The Florida House passed a bill to protect “parents’ rights” against decisions by the school system.

The House advanced sweeping, if aspirational, legislation codifying a parent’s “bill of rights” on Monday. The vote in favor was 77-41.

The House version (CS/HB 1059), sponsored by Rep. Erin Grall, now includes a technical amendment that reaffirmed parental rights to any type of school (public, private, and even home schooling).

Another Grall amendment vouchsafed parental rights to spike objectionable instructional material “based on beliefs regarding morality, sex, and religion or the belief that such materials are harmful.”

The amendments offered reassured some Democratic critics of the bill, but not enough to earn their votes.

Parents already have the right to home school or send their children to private schools.
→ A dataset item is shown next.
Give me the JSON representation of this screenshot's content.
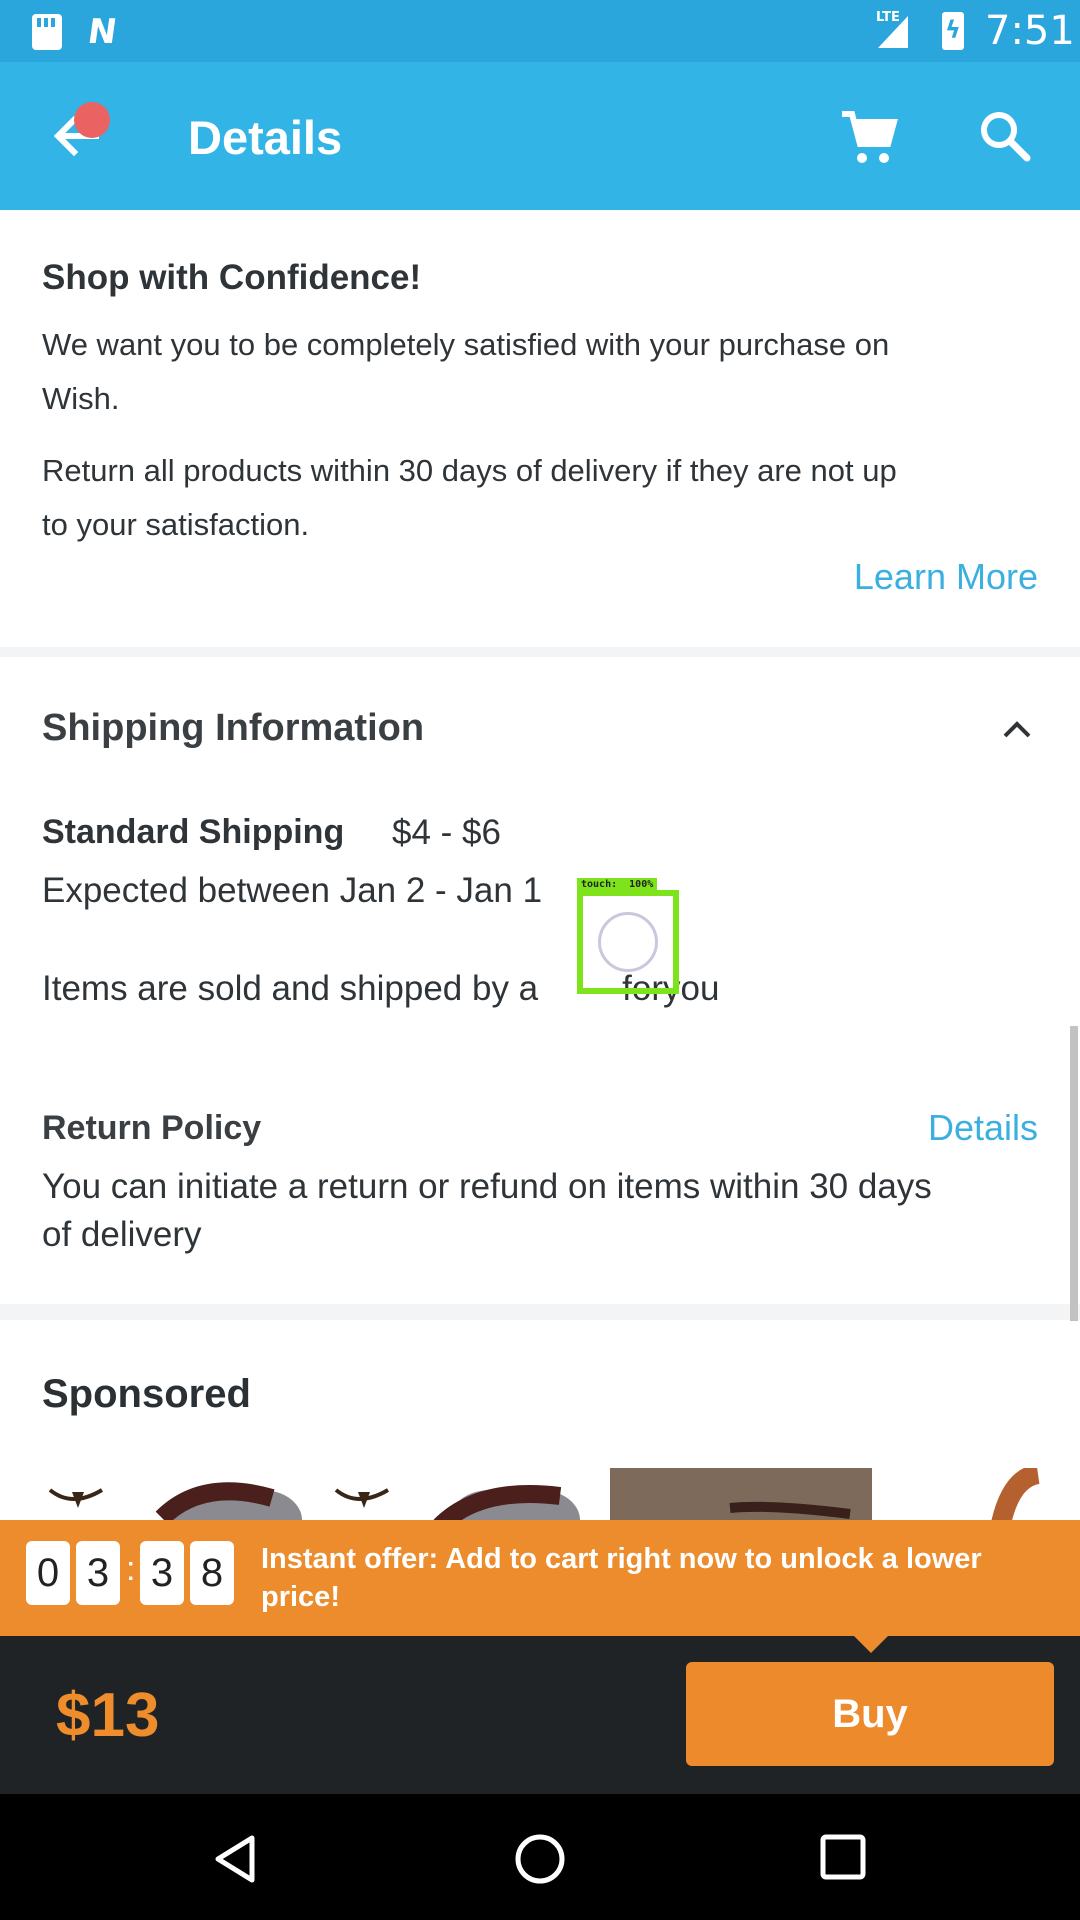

This bill would give parents the right to “protect” their children from topics that are objectionable to their religious beliefs in class, such as sex education.

The bill’s gist: that state or other governments would not be allowed to limit a parent’s right to direct the moral and religious upbringing, education, health care, and mental health of his or her child.

The bill permits opt-outs for students on issues ranging from sex education to vaccination. As well, explicit consent for medical care and data collection for students in a school setting is included in the bill.

Some Democrats thought that the emphasis should be on children’s rights.

Although it is not mentioned in the article, many states expect teachers to report signs of physical abuse, but if parents believe they have the right to beat their children, the parents’ right would be paramount. Why should the teachers have the “right” to report such abuse to authorities?

If parents don’t want their child to be taught by a teacher whose religion is different from their parents, can they switch teachers nor be excused from those lessons as well as any test questions based on those lessons? If parents object to evolution on religious grounds, may they be excused from biology classes that might include any reference to evolution?

If parents object to their child learning about certain episodes in history (suppose the parent is a Holocaust denier or objects to teaching about slavery or genocide), may their child be excused from those classes, as well as any tests about those objectionable subjects? If they are Turkish and oppose any teaching of the “Armenian genocide,” may their children be shielded from those lessons?

You can think of many topics that might be offensive to parents. Do parents have the right to censor the curriculum to protect their child and exercise “parental rights”? This is not a hypothetical question. There have been numerous instances where parental objections have led to certain books being taken out of the curriculum and even removed from school libraries. (With the increasing disappearance of school libraries, this is less of an issue than it used to be.)